The fine-tuned model should produce more accurate and contextually relevant answers compared to the base RAG model because it learned to use the retrieved information better during training.
Conclusion
This walkthrough demonstrated how to fine-tune a RAG model using Feast for feature management and OpenShift AI for distributed training. Combining Feast's feature store capabilities with the RAG architecture lets you build production-ready RAG systems that efficiently manage knowledge bases and scale training across multiple GPUs.
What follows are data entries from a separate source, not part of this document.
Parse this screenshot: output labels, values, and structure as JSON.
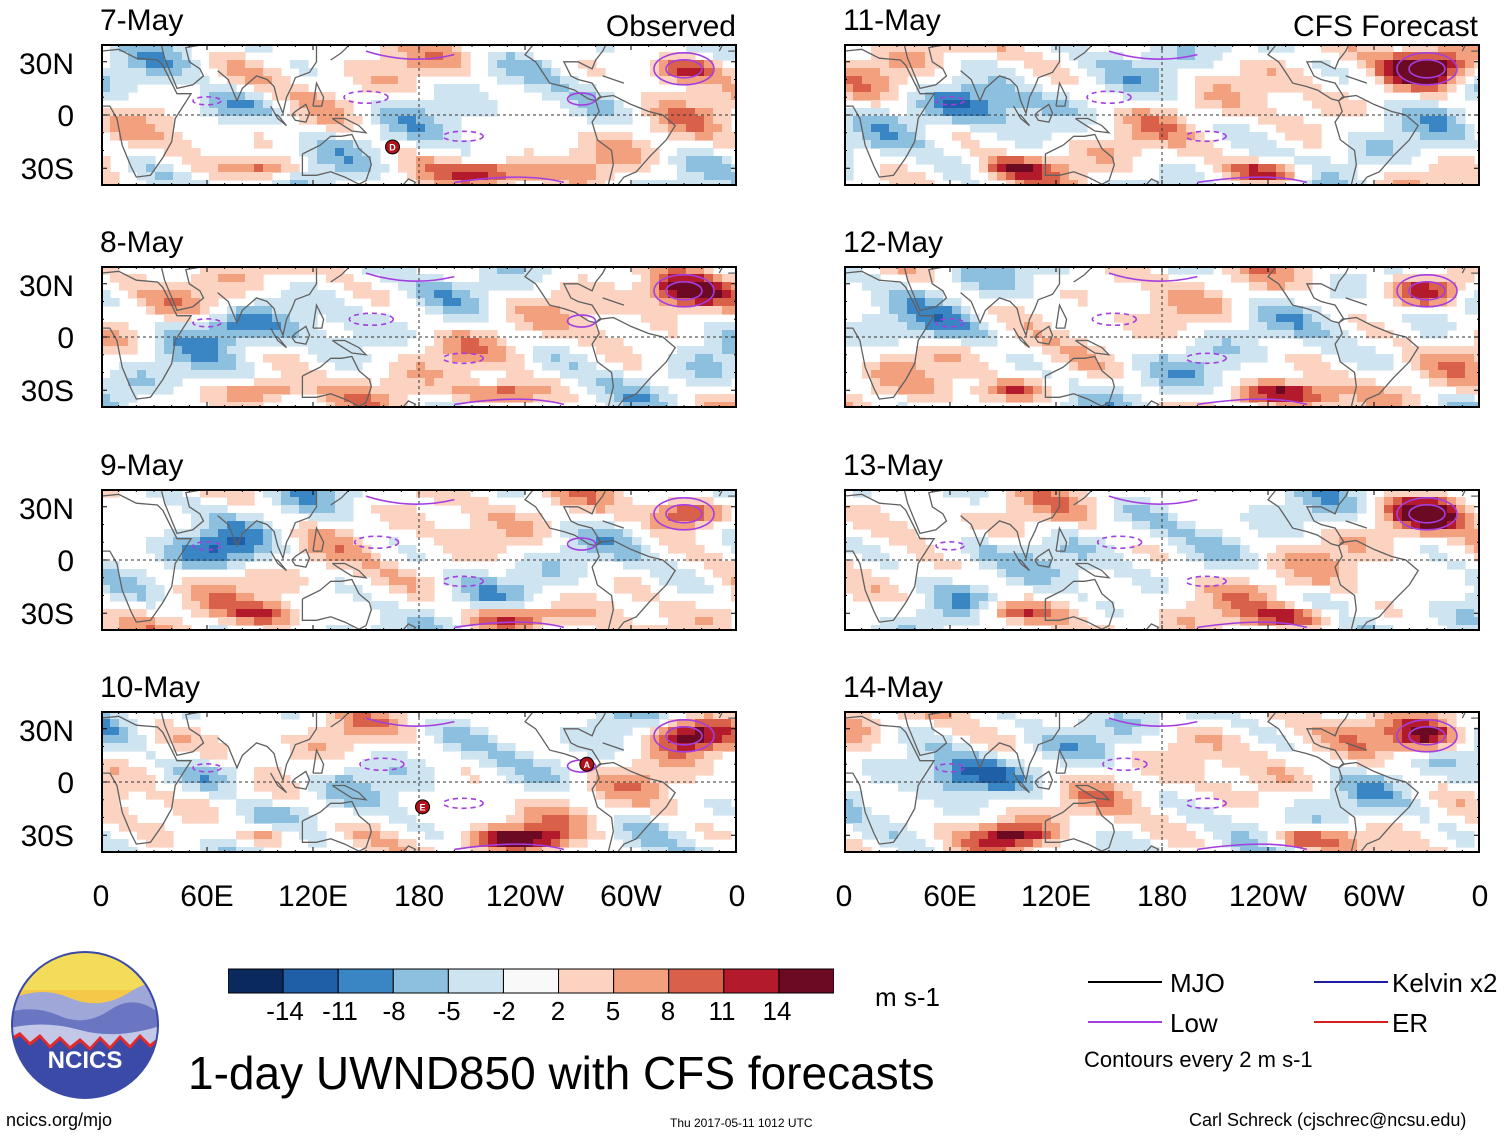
{
  "panels": {
    "observed_title": "Observed",
    "forecast_title": "CFS Forecast",
    "left": [
      {
        "date": "7-May",
        "markers": [
          {
            "letter": "D",
            "lon": 165,
            "lat": -18
          }
        ]
      },
      {
        "date": "8-May",
        "markers": []
      },
      {
        "date": "9-May",
        "markers": []
      },
      {
        "date": "10-May",
        "markers": [
          {
            "letter": "A",
            "lon": 275,
            "lat": 10
          },
          {
            "letter": "E",
            "lon": 182,
            "lat": -14
          }
        ]
      }
    ],
    "right": [
      {
        "date": "11-May",
        "markers": []
      },
      {
        "date": "12-May",
        "markers": []
      },
      {
        "date": "13-May",
        "markers": []
      },
      {
        "date": "14-May",
        "markers": []
      }
    ]
  },
  "axes": {
    "lat_labels": [
      "30N",
      "0",
      "30S"
    ],
    "lon_labels": [
      "0",
      "60E",
      "120E",
      "180",
      "120W",
      "60W",
      "0"
    ]
  },
  "colorbar": {
    "ticks": [
      "-14",
      "-11",
      "-8",
      "-5",
      "-2",
      "2",
      "5",
      "8",
      "11",
      "14"
    ],
    "colors": [
      "#0a2a5e",
      "#1e5fa8",
      "#3a86c4",
      "#8cc0de",
      "#cfe4f1",
      "#f9f9f9",
      "#fbd3c0",
      "#f2a07e",
      "#d9614a",
      "#b31b2c",
      "#6b0a22"
    ],
    "units": "m s-1"
  },
  "legend": {
    "items": [
      {
        "label": "MJO",
        "color": "#000000"
      },
      {
        "label": "Kelvin x2",
        "color": "#1c1ca8"
      },
      {
        "label": "Low",
        "color": "#a43ee0"
      },
      {
        "label": "ER",
        "color": "#d42020"
      }
    ],
    "note": "Contours every 2 m s-1"
  },
  "logo": {
    "text": "NCICS"
  },
  "title": "1-day UWND850 with CFS forecasts",
  "footer": {
    "left": "ncics.org/mjo",
    "middle": "Thu 2017-05-11 1012 UTC",
    "right": "Carl Schreck (cjschrec@ncsu.edu)"
  }
}
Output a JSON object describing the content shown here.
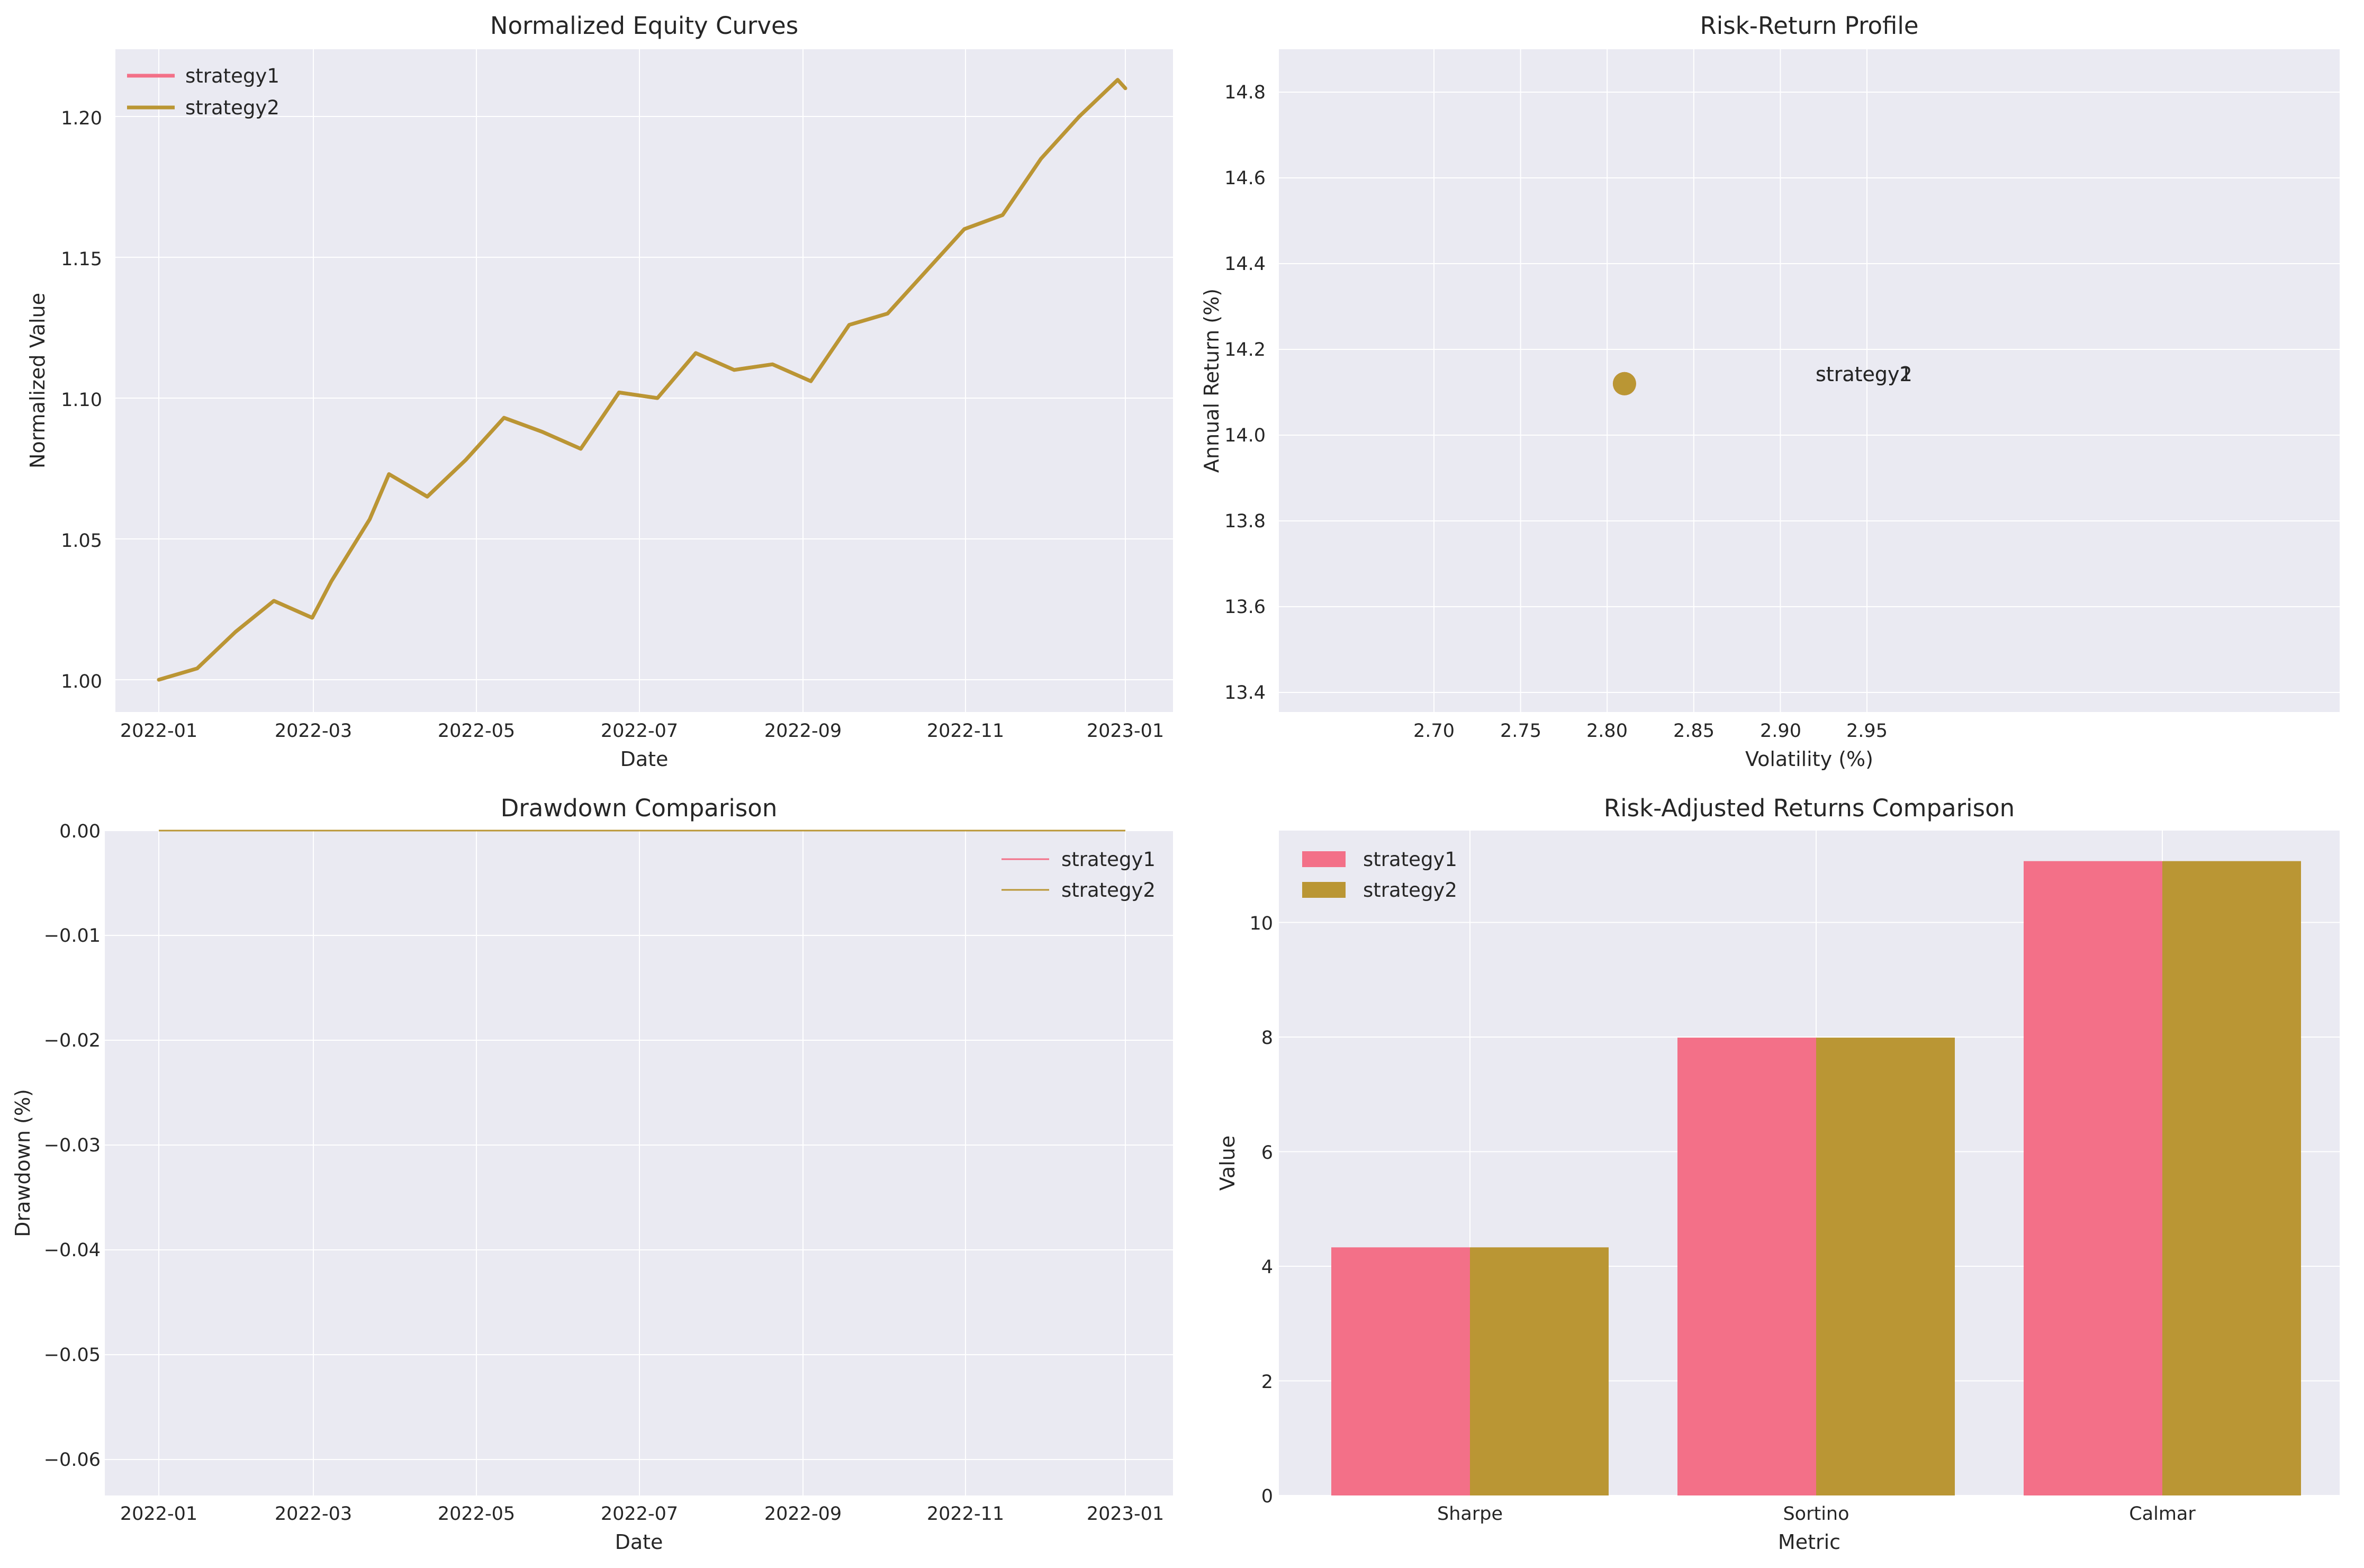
{
  "colors": {
    "strategy1": "#f37088",
    "strategy2": "#ba9634",
    "axes_bg": "#eaeaf2",
    "grid": "#ffffff"
  },
  "chart_data": [
    {
      "id": "equity",
      "type": "line",
      "title": "Normalized Equity Curves",
      "xlabel": "Date",
      "ylabel": "Normalized Value",
      "x_tick_labels": [
        "2022-01",
        "2022-03",
        "2022-05",
        "2022-07",
        "2022-09",
        "2022-11",
        "2023-01"
      ],
      "y_ticks": [
        "1.00",
        "1.05",
        "1.10",
        "1.15",
        "1.20"
      ],
      "ylim": [
        0.988,
        1.222
      ],
      "grid": true,
      "legend": "top-left",
      "x_unit": "trading day",
      "series": [
        {
          "name": "strategy1",
          "x": [
            0,
            10,
            20,
            30,
            40,
            45,
            55,
            60,
            70,
            80,
            90,
            100,
            110,
            120,
            130,
            140,
            150,
            160,
            170,
            180,
            190,
            200,
            210,
            220,
            230,
            240,
            250,
            252
          ],
          "y": [
            1.0,
            1.004,
            1.017,
            1.028,
            1.022,
            1.035,
            1.057,
            1.073,
            1.065,
            1.078,
            1.093,
            1.088,
            1.082,
            1.102,
            1.1,
            1.116,
            1.11,
            1.112,
            1.106,
            1.126,
            1.13,
            1.145,
            1.16,
            1.165,
            1.185,
            1.2,
            1.213,
            1.21
          ]
        },
        {
          "name": "strategy2",
          "x": [
            0,
            10,
            20,
            30,
            40,
            45,
            55,
            60,
            70,
            80,
            90,
            100,
            110,
            120,
            130,
            140,
            150,
            160,
            170,
            180,
            190,
            200,
            210,
            220,
            230,
            240,
            250,
            252
          ],
          "y": [
            1.0,
            1.004,
            1.017,
            1.028,
            1.022,
            1.035,
            1.057,
            1.073,
            1.065,
            1.078,
            1.093,
            1.088,
            1.082,
            1.102,
            1.1,
            1.116,
            1.11,
            1.112,
            1.106,
            1.126,
            1.13,
            1.145,
            1.16,
            1.165,
            1.185,
            1.2,
            1.213,
            1.21
          ]
        }
      ]
    },
    {
      "id": "riskreturn",
      "type": "scatter",
      "title": "Risk-Return Profile",
      "xlabel": "Volatility (%)",
      "ylabel": "Annual Return (%)",
      "x_ticks": [
        "2.70",
        "2.75",
        "2.80",
        "2.85",
        "2.90",
        "2.95"
      ],
      "y_ticks": [
        "13.4",
        "13.6",
        "13.8",
        "14.0",
        "14.2",
        "14.4",
        "14.6",
        "14.8"
      ],
      "xlim": [
        2.66,
        2.96
      ],
      "ylim": [
        13.35,
        14.9
      ],
      "grid": true,
      "points": [
        {
          "name": "strategy1",
          "x": 2.81,
          "y": 14.12,
          "label": "strategy1"
        },
        {
          "name": "strategy2",
          "x": 2.81,
          "y": 14.12,
          "label": "strategy2"
        }
      ]
    },
    {
      "id": "drawdown",
      "type": "line",
      "title": "Drawdown Comparison",
      "xlabel": "Date",
      "ylabel": "Drawdown (%)",
      "x_tick_labels": [
        "2022-01",
        "2022-03",
        "2022-05",
        "2022-07",
        "2022-09",
        "2022-11",
        "2023-01"
      ],
      "y_ticks": [
        "0.00",
        "−0.01",
        "−0.02",
        "−0.03",
        "−0.04",
        "−0.05",
        "−0.06"
      ],
      "ylim": [
        -0.0635,
        0.0
      ],
      "grid": true,
      "legend": "top-right",
      "x_unit": "trading day",
      "series": [
        {
          "name": "strategy1",
          "x": [
            0,
            252
          ],
          "y": [
            0.0,
            0.0
          ]
        },
        {
          "name": "strategy2",
          "x": [
            0,
            252
          ],
          "y": [
            0.0,
            0.0
          ]
        }
      ]
    },
    {
      "id": "riskadj",
      "type": "bar",
      "title": "Risk-Adjusted Returns Comparison",
      "xlabel": "Metric",
      "ylabel": "Value",
      "categories": [
        "Sharpe",
        "Sortino",
        "Calmar"
      ],
      "y_ticks": [
        "0",
        "2",
        "4",
        "6",
        "8",
        "10"
      ],
      "ylim": [
        0,
        11.6
      ],
      "grid": true,
      "legend": "top-left",
      "series": [
        {
          "name": "strategy1",
          "values": [
            4.33,
            7.99,
            11.07
          ]
        },
        {
          "name": "strategy2",
          "values": [
            4.33,
            7.99,
            11.07
          ]
        }
      ]
    }
  ]
}
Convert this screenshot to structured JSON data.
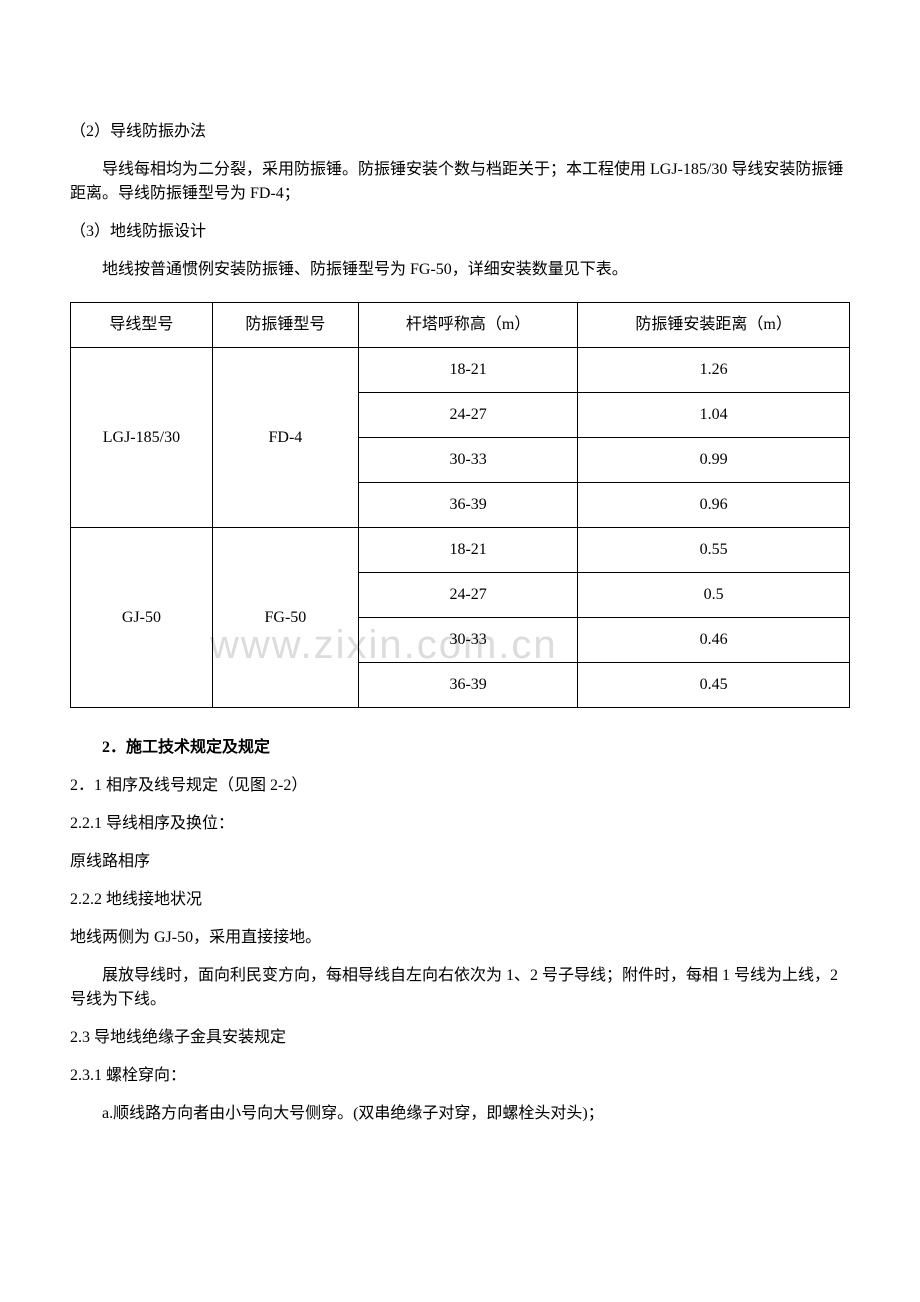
{
  "p1": "（2）导线防振办法",
  "p2": "导线每相均为二分裂，采用防振锤。防振锤安装个数与档距关于；本工程使用 LGJ-185/30 导线安装防振锤距离。导线防振锤型号为 FD-4；",
  "p3": "（3）地线防振设计",
  "p4": "地线按普通惯例安装防振锤、防振锤型号为 FG-50，详细安装数量见下表。",
  "table": {
    "headers": [
      "导线型号",
      "防振锤型号",
      "杆塔呼称高（m）",
      "防振锤安装距离（m）"
    ],
    "groups": [
      {
        "wire_model": "LGJ-185/30",
        "damper_model": "FD-4",
        "rows": [
          {
            "height": "18-21",
            "distance": "1.26"
          },
          {
            "height": "24-27",
            "distance": "1.04"
          },
          {
            "height": "30-33",
            "distance": "0.99"
          },
          {
            "height": "36-39",
            "distance": "0.96"
          }
        ]
      },
      {
        "wire_model": "GJ-50",
        "damper_model": "FG-50",
        "rows": [
          {
            "height": "18-21",
            "distance": "0.55"
          },
          {
            "height": "24-27",
            "distance": "0.5"
          },
          {
            "height": "30-33",
            "distance": "0.46"
          },
          {
            "height": "36-39",
            "distance": "0.45"
          }
        ]
      }
    ]
  },
  "s2_title": "2．施工技术规定及规定",
  "s2_1": "2．1 相序及线号规定（见图 2-2）",
  "s2_2_1": "2.2.1 导线相序及换位：",
  "s2_2_1a": "原线路相序",
  "s2_2_2": "2.2.2 地线接地状况",
  "s2_2_2a": "地线两侧为 GJ-50，采用直接接地。",
  "s2_2_2b": "展放导线时，面向利民变方向，每相导线自左向右依次为 1、2 号子导线；附件时，每相 1 号线为上线，2 号线为下线。",
  "s2_3": "2.3 导地线绝缘子金具安装规定",
  "s2_3_1": "2.3.1 螺栓穿向：",
  "s2_3_1a": "a.顺线路方向者由小号向大号侧穿。(双串绝缘子对穿，即螺栓头对头)；",
  "watermark": "www.zixin.com.cn"
}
The key advantages of this approach include:
- Dynamic knowledge management: Update embeddings in Feast without retraining the model.
- Distributed training: Scale fine-tuning across multiple GPUs using FSDP.
- Production deployment: Integration between training and inference through Feast.
This pipeline provides a foundation for building RAG systems that can evolve with your organization's needs while maintaining consistent, reproducible deployments.